Le peu d’intérêt que leur a accordé CBS, lors de l’enregistrement, s’est avéré une bénédiction : laissés à eux-mêmes, sans producteur pour leur dire comment s’y prendre, les Zombies ont contrôlé leur art. Il en est résulté une merveille d’harmonies vocales à la Beach Boys, de mélodies charmantes réalisées avec des instruments désuets et de mélancolie profonde derrière la naïveté des sentiments.
Les Zombies, de prime abord, interprètent des chansons d’amour banales : espoir ténu d’un retour de l’être cher (« Maybe After He’s Gone ») ou ode aux amis (« Friends of Mine »). Ils font preuve d’une grosse dose de nostalgie. Nostalgie pour l’endroit des premières passions (« Beechwood Park »). Nostalgie pour un moment de rêve évanescent, celui du mouvement hippy sans doute (« Hung Up On A Dream »). Ou bien, à la « Caroline, No », nostalgie pour un amour d’enfance qui a grandi trop vite (« Changes »). Quant au tube « Time Of The Season », avec ses claps et ses soupirs, il est un hymne à la libération sexuelle. Et tout cela est, en effet, de saison. Dans l’esprit du temps.
Cependant, à de nombreuses reprises, pointent le doute, l’ironie. L’amour est fugace, semblent nous signifier les Zombies, il n’est qu’une illusion. « I Want Her She Wants Me » par exemple, sous ses airs joyeux de chant d’amour partagé, laisse entendre que les romances finissent mal, en général. Le groupe excelle à créer des morceaux doux-amers, où s’enchevêtrent la joie et la tristesse. « Brief Candles » en est une superbe illustration, avec sa musique tout à la fois mélancolique et extatique.

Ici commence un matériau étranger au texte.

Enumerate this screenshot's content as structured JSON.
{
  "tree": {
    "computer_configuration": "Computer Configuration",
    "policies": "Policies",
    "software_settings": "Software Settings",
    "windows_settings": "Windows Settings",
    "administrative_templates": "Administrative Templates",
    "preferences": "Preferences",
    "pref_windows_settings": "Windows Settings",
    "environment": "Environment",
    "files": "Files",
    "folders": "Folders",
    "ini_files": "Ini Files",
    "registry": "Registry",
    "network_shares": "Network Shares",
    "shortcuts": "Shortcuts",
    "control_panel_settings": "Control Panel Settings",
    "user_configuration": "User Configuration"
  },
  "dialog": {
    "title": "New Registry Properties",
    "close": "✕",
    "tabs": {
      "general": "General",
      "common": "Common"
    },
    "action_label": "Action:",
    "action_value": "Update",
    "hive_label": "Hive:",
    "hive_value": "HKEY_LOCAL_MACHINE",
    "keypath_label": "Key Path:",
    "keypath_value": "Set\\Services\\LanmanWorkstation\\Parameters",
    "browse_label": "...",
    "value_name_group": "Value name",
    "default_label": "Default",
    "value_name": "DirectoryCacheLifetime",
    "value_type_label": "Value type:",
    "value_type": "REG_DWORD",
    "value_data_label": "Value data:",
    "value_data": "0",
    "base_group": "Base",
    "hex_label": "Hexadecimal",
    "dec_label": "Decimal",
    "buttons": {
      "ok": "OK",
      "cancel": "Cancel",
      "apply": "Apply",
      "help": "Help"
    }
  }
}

L’angle d’attaque est parfois même très particulier, comme avec le premier titre, « Care Of Cell 44 », où le narrateur chante son amour pour une dulcinée retenue en prison, ou avec le suivant, « A Rose For Emily », à propos d’une femme morte dans la solitude (dans la nouvelle de William Faulkner dont la chanson s’inspire, l’Emily en question a tué et conservé le corps de son premier soupirant…). Et puis il y a cette curiosité, cette anomalie presque : « Butcher’s Tale (Western Front 1914) » est le produit de la fascination de Chris White, le bassiste, pour la Première Guerre Mondiale. Sur un orgue oppressant, d’une voix déchirante, y sont dépeintes les horreurs des tranchées. Et c’est totalement bouleversant.
Comme l’intégralité de ce disque. Car s’il y a eu des groupes plus importants que les Zombies dans l’incroyable Angleterre des années 60, et que leur art a donné lieu à de nombreuses autres œuvres absolument phénoménales, peu d’albums ont été aussi bons que Odessey & Oracle. Voire aucun.